まずは、「自分の耳がどこに向いているか」を整える。
音楽制作には、
- 音量(Volume)
- 定位(Pan)
- 奥行き(Depth)という3つの土台が必ず存在している。
でも、単に「音を前に出す」「広げる」「詰める」ことが目的になった瞬間、
- *音の“呼吸”や“感情”のグラデーション”が失われていく。
このEarbookでは、エフェクトやショートカットの前に、
耳の中にある空間のことをまず書いておきたかった。
❍ 音量は「関係性」
→ 大きい/小さい、ではなく「どう聴こえたいか」の選択。
❍ 定位は「存在感の振分け」
→ どの音がどこに立ってるか?どう支え合ってるか。
❍ 奥行きは「感情の距離」
→ 音が“近い”か“遠い”かで、温度も質感も変わってしまう。
耳は、測定器ではなく、感覚のチューナー。
整えることは、演出ではなく、“関係をつくる”こと。
これから音に向かうあなたに、
このマニフェストがそっと寄り添いますように。
「基本に宿る魔法──まずは、手元の道具で整える」
いろんなプラグインが世界中に溢れてる。
でも、音楽って「新しい音を持ってる人」じゃなくて、「音の見方を持つ」ということが大事だと思う。

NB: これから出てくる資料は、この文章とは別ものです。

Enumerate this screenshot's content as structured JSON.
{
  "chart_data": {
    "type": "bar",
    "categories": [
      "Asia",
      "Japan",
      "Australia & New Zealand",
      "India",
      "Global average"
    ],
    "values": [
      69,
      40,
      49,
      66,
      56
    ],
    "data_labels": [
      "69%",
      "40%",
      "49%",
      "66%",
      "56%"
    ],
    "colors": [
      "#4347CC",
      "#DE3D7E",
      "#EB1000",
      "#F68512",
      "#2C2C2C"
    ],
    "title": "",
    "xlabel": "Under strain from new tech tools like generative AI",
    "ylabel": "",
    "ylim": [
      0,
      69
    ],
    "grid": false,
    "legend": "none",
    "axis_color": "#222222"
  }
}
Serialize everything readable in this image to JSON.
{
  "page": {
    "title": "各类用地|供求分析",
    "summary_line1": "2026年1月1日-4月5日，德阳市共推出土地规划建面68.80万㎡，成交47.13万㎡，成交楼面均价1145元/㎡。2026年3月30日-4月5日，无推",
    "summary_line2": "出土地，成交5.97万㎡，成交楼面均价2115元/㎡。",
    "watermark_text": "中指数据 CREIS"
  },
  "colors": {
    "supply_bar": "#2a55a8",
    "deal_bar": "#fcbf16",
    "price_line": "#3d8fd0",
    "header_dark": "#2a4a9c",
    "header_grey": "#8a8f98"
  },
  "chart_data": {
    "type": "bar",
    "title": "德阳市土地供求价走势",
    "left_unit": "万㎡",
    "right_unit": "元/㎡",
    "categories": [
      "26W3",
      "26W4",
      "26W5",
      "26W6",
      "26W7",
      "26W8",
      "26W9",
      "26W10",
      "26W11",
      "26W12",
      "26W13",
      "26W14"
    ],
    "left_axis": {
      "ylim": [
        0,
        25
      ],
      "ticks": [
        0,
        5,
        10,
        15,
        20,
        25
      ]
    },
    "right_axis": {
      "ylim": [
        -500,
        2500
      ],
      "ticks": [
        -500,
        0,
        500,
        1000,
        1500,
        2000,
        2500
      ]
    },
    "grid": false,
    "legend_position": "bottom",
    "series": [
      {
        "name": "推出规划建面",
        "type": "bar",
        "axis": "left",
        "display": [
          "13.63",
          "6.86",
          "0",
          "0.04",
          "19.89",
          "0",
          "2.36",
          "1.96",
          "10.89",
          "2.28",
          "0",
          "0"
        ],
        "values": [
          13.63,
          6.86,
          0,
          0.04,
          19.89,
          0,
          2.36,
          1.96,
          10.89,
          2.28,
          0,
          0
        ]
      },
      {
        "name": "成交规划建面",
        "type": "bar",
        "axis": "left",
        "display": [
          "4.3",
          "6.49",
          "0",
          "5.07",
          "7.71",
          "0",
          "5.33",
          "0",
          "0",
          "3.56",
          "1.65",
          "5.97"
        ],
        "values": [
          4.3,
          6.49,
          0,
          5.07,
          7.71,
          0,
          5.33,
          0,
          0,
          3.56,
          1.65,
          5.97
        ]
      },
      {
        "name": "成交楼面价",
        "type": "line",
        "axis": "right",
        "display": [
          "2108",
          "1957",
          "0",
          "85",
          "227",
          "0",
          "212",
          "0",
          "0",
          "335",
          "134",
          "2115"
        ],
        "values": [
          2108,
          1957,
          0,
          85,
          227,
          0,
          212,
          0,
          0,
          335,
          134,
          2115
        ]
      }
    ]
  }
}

どのDAWにも最初から入ってるEQ、コンプ、サチュレーター、リバーブ、ディレイなど、
基本のトップバッターたち、それらがどう音に触れるか——それをちゃんと“耳と身体で理解してるか”が、最終的に個性の出る場所になる。
✨「音を変える」んじゃなくて、「音と関係を深くする」ってこと。
派手なエフェクトや新しいプラグインに頼る前に、
目の前の音を、手持ちのツールで、ていねいに“磨く”。
その積み重ねが、自分の音の美学を支える骨になる。